Here’s some urban shots of us in this dirty lovely city, no deer in sight (only dead rats) and a very disgusted Otis:
I hear you girl!!I have Shane and Benjamin away for 2 nights. Only 2 nights but only having 4 people to feed and get to school is BLISS!! I have decided which 2 people in our family cause me the most stress!! Enjoy your singleness and freedom. You’ll appreciate Mark when he comes back…perhaps???!!! Will we get to see them while they’re here?
Perhaps…! and who knows!?! He’s noncommittal and currently AWOL. He might pop up in Aubrey Street?

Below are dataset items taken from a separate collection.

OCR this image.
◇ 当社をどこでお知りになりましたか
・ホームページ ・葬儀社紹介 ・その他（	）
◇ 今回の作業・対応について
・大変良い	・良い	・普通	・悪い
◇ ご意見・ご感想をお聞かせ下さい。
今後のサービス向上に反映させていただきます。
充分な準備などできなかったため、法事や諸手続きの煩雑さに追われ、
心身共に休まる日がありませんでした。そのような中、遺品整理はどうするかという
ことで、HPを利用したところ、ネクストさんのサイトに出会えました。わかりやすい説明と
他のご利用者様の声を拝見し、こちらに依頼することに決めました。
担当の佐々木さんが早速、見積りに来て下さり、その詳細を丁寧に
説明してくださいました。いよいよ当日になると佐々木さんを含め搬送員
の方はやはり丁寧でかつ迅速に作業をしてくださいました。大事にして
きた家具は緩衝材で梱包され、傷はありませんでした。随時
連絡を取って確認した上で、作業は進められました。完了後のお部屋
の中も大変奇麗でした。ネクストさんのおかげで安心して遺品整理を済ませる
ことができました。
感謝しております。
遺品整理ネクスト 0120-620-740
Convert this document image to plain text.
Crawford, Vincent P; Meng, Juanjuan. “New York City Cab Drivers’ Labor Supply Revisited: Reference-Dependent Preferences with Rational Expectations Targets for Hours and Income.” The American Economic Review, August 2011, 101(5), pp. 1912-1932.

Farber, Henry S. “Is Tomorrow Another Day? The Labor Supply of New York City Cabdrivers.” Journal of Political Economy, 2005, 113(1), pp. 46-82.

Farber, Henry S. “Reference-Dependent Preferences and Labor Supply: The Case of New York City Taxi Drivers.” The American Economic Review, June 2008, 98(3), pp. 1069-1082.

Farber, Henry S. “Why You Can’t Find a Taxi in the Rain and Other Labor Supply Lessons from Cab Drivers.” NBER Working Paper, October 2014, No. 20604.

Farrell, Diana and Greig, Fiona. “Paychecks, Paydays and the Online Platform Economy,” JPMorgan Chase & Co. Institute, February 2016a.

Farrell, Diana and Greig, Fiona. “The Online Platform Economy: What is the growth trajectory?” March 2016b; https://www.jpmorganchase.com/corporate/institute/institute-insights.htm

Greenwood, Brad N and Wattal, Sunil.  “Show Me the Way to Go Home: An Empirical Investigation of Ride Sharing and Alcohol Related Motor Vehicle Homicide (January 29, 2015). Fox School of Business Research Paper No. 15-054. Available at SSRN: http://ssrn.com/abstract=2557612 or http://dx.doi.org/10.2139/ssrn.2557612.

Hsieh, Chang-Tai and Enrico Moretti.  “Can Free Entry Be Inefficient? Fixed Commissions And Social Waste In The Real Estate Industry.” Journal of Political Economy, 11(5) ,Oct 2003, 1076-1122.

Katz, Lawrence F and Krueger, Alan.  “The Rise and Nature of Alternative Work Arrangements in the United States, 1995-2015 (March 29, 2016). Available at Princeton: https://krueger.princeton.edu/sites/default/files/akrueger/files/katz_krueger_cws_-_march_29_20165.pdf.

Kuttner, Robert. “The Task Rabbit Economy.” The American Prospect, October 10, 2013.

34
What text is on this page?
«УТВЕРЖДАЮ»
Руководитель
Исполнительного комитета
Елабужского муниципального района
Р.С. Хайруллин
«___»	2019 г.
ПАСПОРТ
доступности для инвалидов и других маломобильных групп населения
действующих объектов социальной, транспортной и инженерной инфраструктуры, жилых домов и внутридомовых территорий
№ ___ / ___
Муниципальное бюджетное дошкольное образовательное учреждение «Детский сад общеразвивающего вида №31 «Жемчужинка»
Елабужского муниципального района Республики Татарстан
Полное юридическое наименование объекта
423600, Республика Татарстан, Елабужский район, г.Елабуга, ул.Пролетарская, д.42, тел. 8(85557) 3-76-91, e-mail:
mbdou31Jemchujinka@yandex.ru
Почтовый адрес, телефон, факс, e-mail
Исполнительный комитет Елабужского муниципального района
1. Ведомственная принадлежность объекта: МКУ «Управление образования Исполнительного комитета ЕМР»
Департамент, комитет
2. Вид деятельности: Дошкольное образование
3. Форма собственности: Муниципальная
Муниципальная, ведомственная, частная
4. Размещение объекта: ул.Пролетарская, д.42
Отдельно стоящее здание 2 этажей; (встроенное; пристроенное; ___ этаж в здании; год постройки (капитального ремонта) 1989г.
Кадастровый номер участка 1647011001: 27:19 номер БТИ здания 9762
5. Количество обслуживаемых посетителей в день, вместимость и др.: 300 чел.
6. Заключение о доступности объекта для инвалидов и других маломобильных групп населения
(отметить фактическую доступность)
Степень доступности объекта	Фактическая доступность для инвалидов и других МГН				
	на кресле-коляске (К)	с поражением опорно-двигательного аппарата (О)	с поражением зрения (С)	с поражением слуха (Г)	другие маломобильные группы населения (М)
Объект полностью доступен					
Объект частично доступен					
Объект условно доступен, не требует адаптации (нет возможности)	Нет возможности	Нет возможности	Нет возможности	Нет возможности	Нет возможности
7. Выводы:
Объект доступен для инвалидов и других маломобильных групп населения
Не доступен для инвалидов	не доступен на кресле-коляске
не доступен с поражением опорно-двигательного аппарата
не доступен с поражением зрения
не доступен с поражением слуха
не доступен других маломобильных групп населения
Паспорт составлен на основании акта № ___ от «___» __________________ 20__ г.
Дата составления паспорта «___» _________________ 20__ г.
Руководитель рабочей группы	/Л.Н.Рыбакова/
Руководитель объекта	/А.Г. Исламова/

This post made me laugh. Only a mum of five could find it relaxing to have “just” four children to look after. Having said that, you get used to it remarkably quickly. My eldest has just got back from a week and a half away and this week I find I am constantly surprised when he turns up on the doorstep after school.
yeah…I remember going to New York with a friend when I only had two, and I didn’t really miss anyone at home and I thought…this single life….it’s good! I should run away and never come back! I am quite used to being me again without any kids to care about! And then I came home, because, you know, social contract and all. But there was a moment when I thought that I could flee. Hope husband isn’t reading this.